"They were more careful now about leaving home; but the danger seemed past. One bright, sunny morning they ventured to fly to the brook to drink and bathe themselves, and on their return found their home despoiled for a second time. Not an egg was left to them out of the six, and while Nancy wept and wailed Tom looked sharply around him and saw a solitary shrike sitting on a limb not far away."
"What's a shrike?" asked Chubbins.
"It is a bird that looks a good deal like that mocking-bird sitting next you; but it bears a bad character in the forest and has earned the vile name of 'butcher-bird.' I admit that I am always obliged to keep an eye upon the shrike, for I expect it to get into mischief at any time. Well, Tom Titmouse naturally thought the shrike had eaten Nancy's eggs, so he came to me and ordered me to arrest the robber. But the shrike pleaded his innocence, and I had no proof against him.

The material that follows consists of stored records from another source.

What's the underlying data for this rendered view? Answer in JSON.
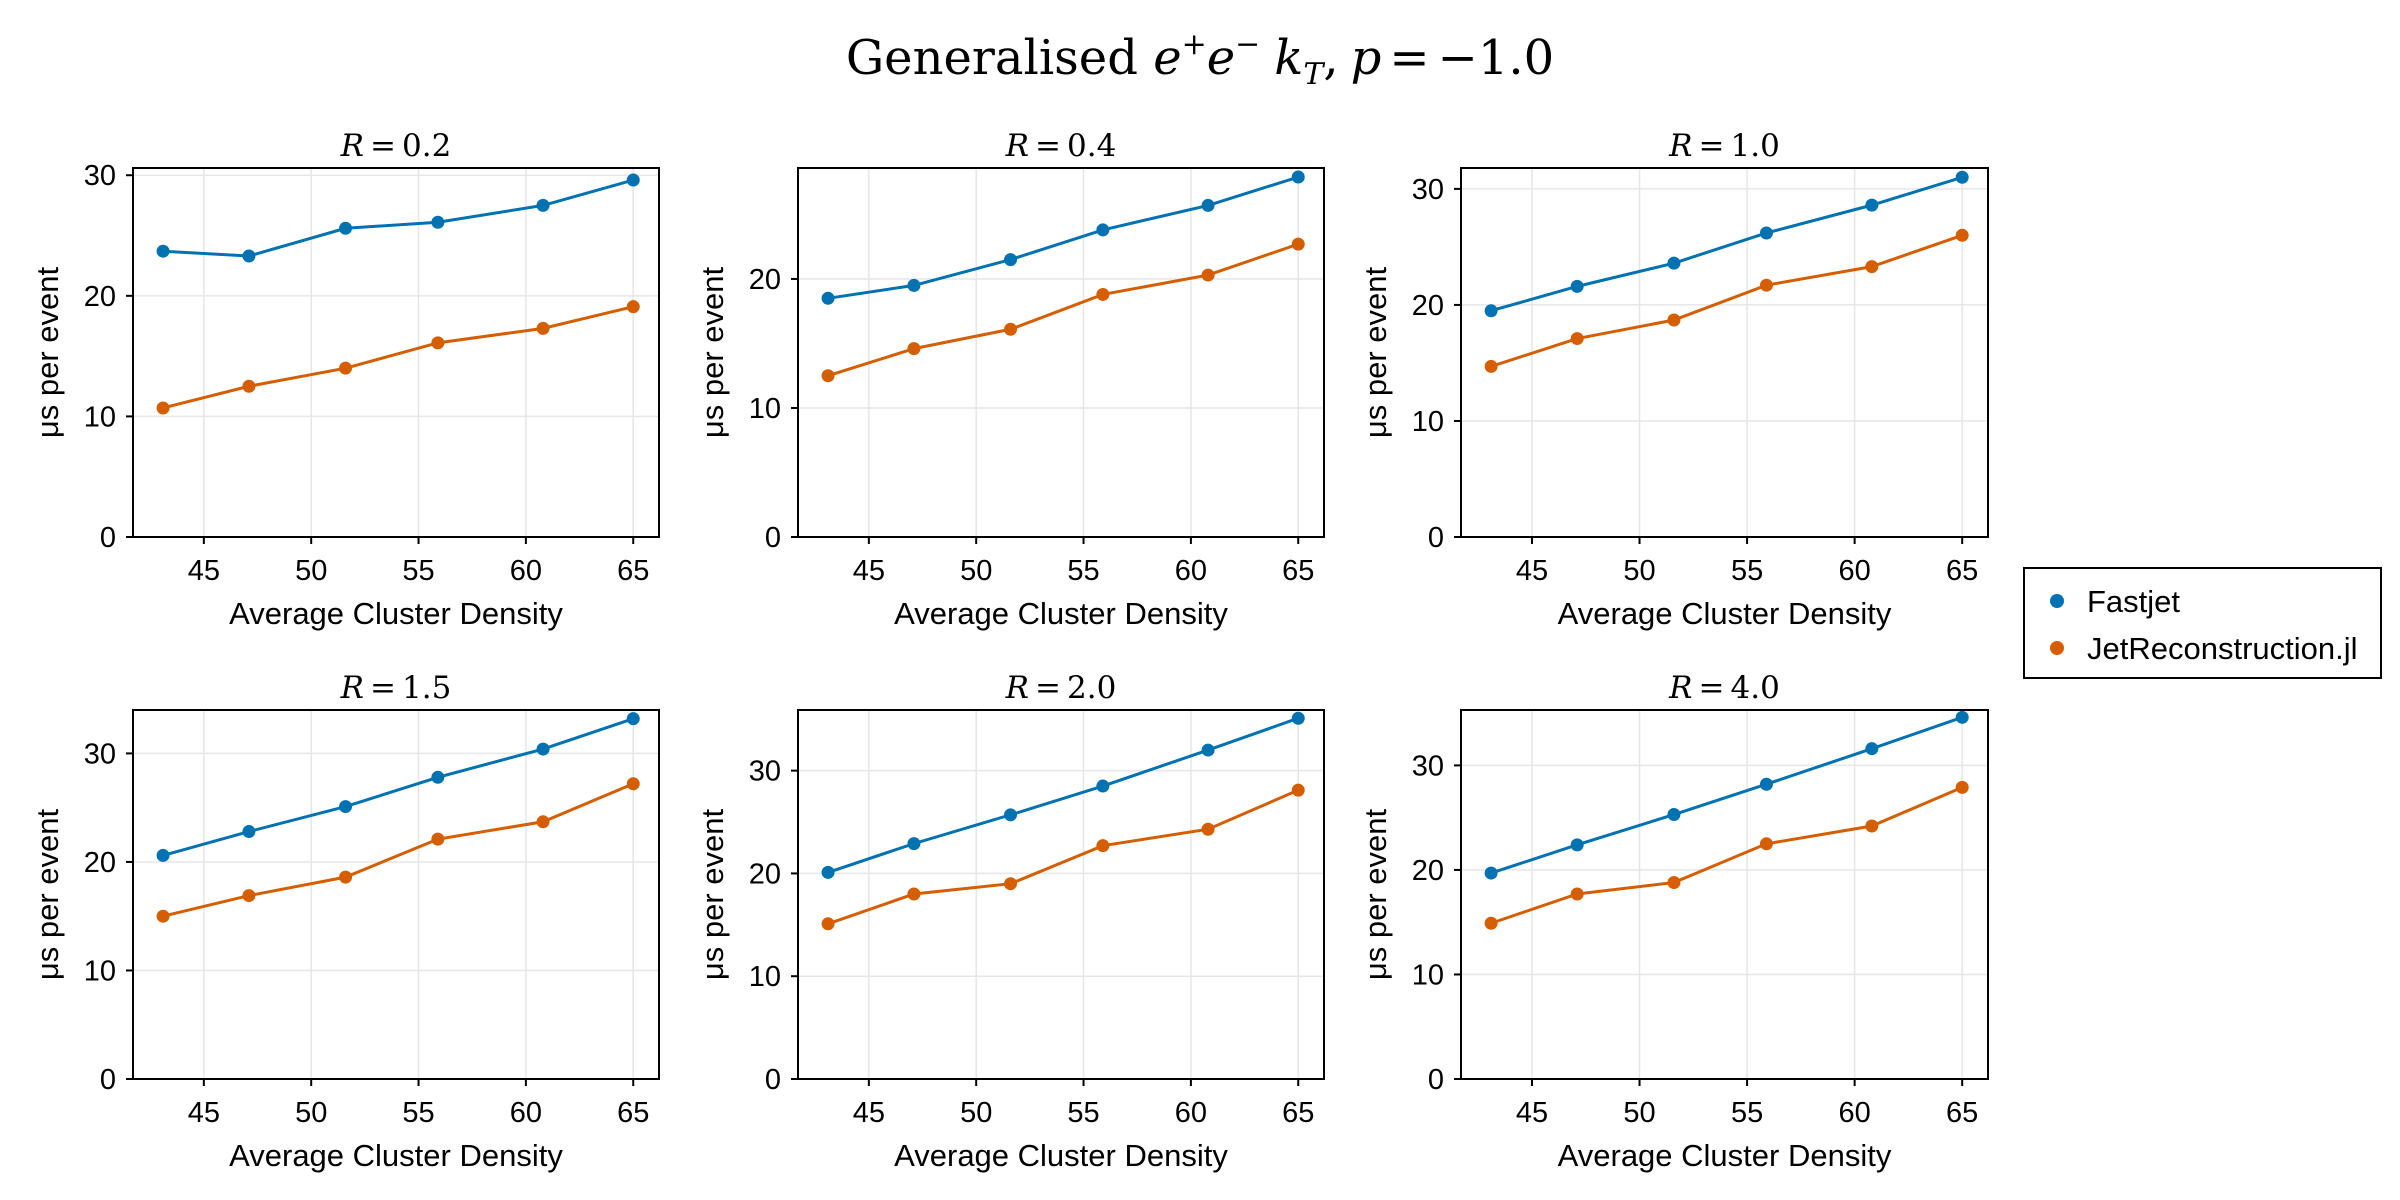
{
  "figure": {
    "title_parts": {
      "prefix": "Generalised ",
      "e": "e",
      "plus": "+",
      "minus": "−",
      "k": "k",
      "T": "T",
      "comma": ",",
      "p": "p",
      "eq": "=",
      "pval": "−1.0"
    }
  },
  "legend": {
    "entries": [
      {
        "label": "Fastjet",
        "color": "#0072B2"
      },
      {
        "label": "JetReconstruction.jl",
        "color": "#D55E00"
      }
    ]
  },
  "colors": {
    "grid": "#e6e6e6",
    "axis": "#000000",
    "series1": "#0072B2",
    "series2": "#D55E00"
  },
  "chart_data": [
    {
      "type": "line",
      "title": "R = 0.2",
      "title_parts": {
        "lhs": "R",
        "eq": "=",
        "rhs": "0.2"
      },
      "xlabel": "Average Cluster Density",
      "ylabel": "μs per event",
      "xlim": [
        41.7,
        66.2
      ],
      "ylim": [
        0,
        30.6
      ],
      "xticks": [
        45,
        50,
        55,
        60,
        65
      ],
      "yticks": [
        0,
        10,
        20,
        30
      ],
      "x": [
        43.1,
        47.1,
        51.6,
        55.9,
        60.8,
        65.0
      ],
      "series": [
        {
          "name": "Fastjet",
          "color": "#0072B2",
          "values": [
            23.7,
            23.3,
            25.6,
            26.1,
            27.5,
            29.6
          ]
        },
        {
          "name": "JetReconstruction.jl",
          "color": "#D55E00",
          "values": [
            10.7,
            12.5,
            14.0,
            16.1,
            17.3,
            19.1
          ]
        }
      ]
    },
    {
      "type": "line",
      "title": "R = 0.4",
      "title_parts": {
        "lhs": "R",
        "eq": "=",
        "rhs": "0.4"
      },
      "xlabel": "Average Cluster Density",
      "ylabel": "μs per event",
      "xlim": [
        41.7,
        66.2
      ],
      "ylim": [
        0,
        28.6
      ],
      "xticks": [
        45,
        50,
        55,
        60,
        65
      ],
      "yticks": [
        0,
        10,
        20
      ],
      "x": [
        43.1,
        47.1,
        51.6,
        55.9,
        60.8,
        65.0
      ],
      "series": [
        {
          "name": "Fastjet",
          "color": "#0072B2",
          "values": [
            18.5,
            19.5,
            21.5,
            23.8,
            25.7,
            27.9
          ]
        },
        {
          "name": "JetReconstruction.jl",
          "color": "#D55E00",
          "values": [
            12.5,
            14.6,
            16.1,
            18.8,
            20.3,
            22.7
          ]
        }
      ]
    },
    {
      "type": "line",
      "title": "R = 1.0",
      "title_parts": {
        "lhs": "R",
        "eq": "=",
        "rhs": "1.0"
      },
      "xlabel": "Average Cluster Density",
      "ylabel": "μs per event",
      "xlim": [
        41.7,
        66.2
      ],
      "ylim": [
        0,
        31.8
      ],
      "xticks": [
        45,
        50,
        55,
        60,
        65
      ],
      "yticks": [
        0,
        10,
        20,
        30
      ],
      "x": [
        43.1,
        47.1,
        51.6,
        55.9,
        60.8,
        65.0
      ],
      "series": [
        {
          "name": "Fastjet",
          "color": "#0072B2",
          "values": [
            19.5,
            21.6,
            23.6,
            26.2,
            28.6,
            31.0
          ]
        },
        {
          "name": "JetReconstruction.jl",
          "color": "#D55E00",
          "values": [
            14.7,
            17.1,
            18.7,
            21.7,
            23.3,
            26.0
          ]
        }
      ]
    },
    {
      "type": "line",
      "title": "R = 1.5",
      "title_parts": {
        "lhs": "R",
        "eq": "=",
        "rhs": "1.5"
      },
      "xlabel": "Average Cluster Density",
      "ylabel": "μs per event",
      "xlim": [
        41.7,
        66.2
      ],
      "ylim": [
        0,
        34.0
      ],
      "xticks": [
        45,
        50,
        55,
        60,
        65
      ],
      "yticks": [
        0,
        10,
        20,
        30
      ],
      "x": [
        43.1,
        47.1,
        51.6,
        55.9,
        60.8,
        65.0
      ],
      "series": [
        {
          "name": "Fastjet",
          "color": "#0072B2",
          "values": [
            20.6,
            22.8,
            25.1,
            27.8,
            30.4,
            33.2
          ]
        },
        {
          "name": "JetReconstruction.jl",
          "color": "#D55E00",
          "values": [
            15.0,
            16.9,
            18.6,
            22.1,
            23.7,
            27.2
          ]
        }
      ]
    },
    {
      "type": "line",
      "title": "R = 2.0",
      "title_parts": {
        "lhs": "R",
        "eq": "=",
        "rhs": "2.0"
      },
      "xlabel": "Average Cluster Density",
      "ylabel": "μs per event",
      "xlim": [
        41.7,
        66.2
      ],
      "ylim": [
        0,
        35.9
      ],
      "xticks": [
        45,
        50,
        55,
        60,
        65
      ],
      "yticks": [
        0,
        10,
        20,
        30
      ],
      "x": [
        43.1,
        47.1,
        51.6,
        55.9,
        60.8,
        65.0
      ],
      "series": [
        {
          "name": "Fastjet",
          "color": "#0072B2",
          "values": [
            20.1,
            22.9,
            25.7,
            28.5,
            32.0,
            35.1
          ]
        },
        {
          "name": "JetReconstruction.jl",
          "color": "#D55E00",
          "values": [
            15.1,
            18.0,
            19.0,
            22.7,
            24.3,
            28.1
          ]
        }
      ]
    },
    {
      "type": "line",
      "title": "R = 4.0",
      "title_parts": {
        "lhs": "R",
        "eq": "=",
        "rhs": "4.0"
      },
      "xlabel": "Average Cluster Density",
      "ylabel": "μs per event",
      "xlim": [
        41.7,
        66.2
      ],
      "ylim": [
        0,
        35.3
      ],
      "xticks": [
        45,
        50,
        55,
        60,
        65
      ],
      "yticks": [
        0,
        10,
        20,
        30
      ],
      "x": [
        43.1,
        47.1,
        51.6,
        55.9,
        60.8,
        65.0
      ],
      "series": [
        {
          "name": "Fastjet",
          "color": "#0072B2",
          "values": [
            19.7,
            22.4,
            25.3,
            28.2,
            31.6,
            34.6
          ]
        },
        {
          "name": "JetReconstruction.jl",
          "color": "#D55E00",
          "values": [
            14.9,
            17.7,
            18.8,
            22.5,
            24.2,
            27.9
          ]
        }
      ]
    }
  ]
}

"Again Nancy, with true motherly courage and perseverance, laid her eggs in the nest; and now they were never left alone for a single minute. Either she or Tom was always at home, and for my part I watched the shrike carefully and found he did not fly near the nest of the titmice at all.
"The result of our care was that one fine day the eggs hatched out, and six skinny little titmice, with big heads and small bodies, were nestling against Nancy's breast. The mother thought they were beautiful, you may be sure, and many birds gathered around to congratulate her and Tom, and the brown thrush sang a splendid song of welcome to the little ones.
"When the children got a little stronger it did not seem necessary to guard the nest so closely, and the six appetites required a good many insects and butterfly-eggs to satisfy them. So Tom and Nancy both flew away to search for food, and when they came back they found, to their horror, that their six little ones had been stolen, and the nest was bare and cold. Nancy nearly fainted with sorrow, and her cries were pitiful and heart-rending; but Tom Titmouse was dreadfully angry, and came to me demanding vengeance.
"'If you are any good at all as a policeman,' said he, 'you will discover and punish the murderer of my babies.'
"So I looked all around and finally discovered, not far from the nest of the titmice, four of their children, all dead and each one impaled upon the thorn of a bush that grew close to the ground. Then I decided it was indeed the shrike, for he has a habit of doing just this thing; killing more than he can eat and sticking the rest of his murdered victims on thorns until he finds time to come back and devour them.
"I was also angry, by that time; so I flew to the shrike's nest and found him all scratched and torn and his feathers plucked in many places.
"'What has happened to you?' I asked.